BMW: Silicon Valley honks at Detroit

BMW: Silicon Valley honks at Detroit

SAN JOSE – Silicon Valley is becoming the next Detroit, but Detroit is by no means asleep at the wheel these days when it comes to connected, green vehicles.

“There are a lot of hybrids and electric vehicles in the works now,” said Mark Platshon, an automotive industry veteran and senior advisor to BMWs i-Ventures corporate venture capital group, speaking at an event here.

“The car industry is really good at being a fast follower--they won’t let another Tesla come out of nowhere and surprise them,” said Platshon, an early investor in the Palo Alto, Calif.-based electric vehicle startup.

Silicon Valley is already in the diamond lane of automotive innovation.
 
“There are hundreds of startups here either specifically about automotive or generally about the ecosystem of EVs,” said Platshon. “Today a lot of the innovation is centered on computers, networking and the Internet and a lot of that is centered here,” he said.
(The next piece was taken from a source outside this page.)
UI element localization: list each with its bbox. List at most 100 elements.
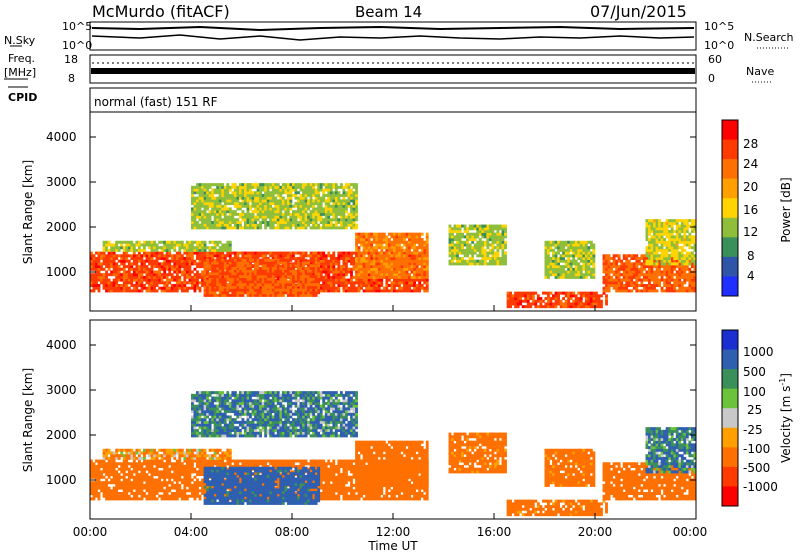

For VCs like Platshon one hot investment area is infotainment, “making a much smarter dashboard, putting Pandora in the car and integrating safety systems,” he said.
Tomorrow’s cars “should figure out what I need in parking and a restaurant--the car will talk to the road and cars will talk to each other,” he said.

Social networking concepts also are big in automotive venture investments these days, including the “Park At My House” Web site that quickly garnered 40,000 participants in London and will launch in the U.S. soon, Platshon said.

On the hardware front “there’s an enormous amount of money going into next generation batteries,” he said. “But it’s a dangerous stuff, as A123 has learned, it has been a bloody mess and it takes balls to invest in that space,” he added.

Corporate groups are pumping life into venture capital at a time when traditional VCs are more constrained, looking at the full spectrum of early to late stage deals, he said. Given its recent acquisitions, “the opportunity for BMW is we could design mobility systems that go all the way from scooters and motorcycles to Minis and mainstream BMW cars,” he said.

BMW advisor Platshon says new manganese materials look very promising for utility-scale batteries.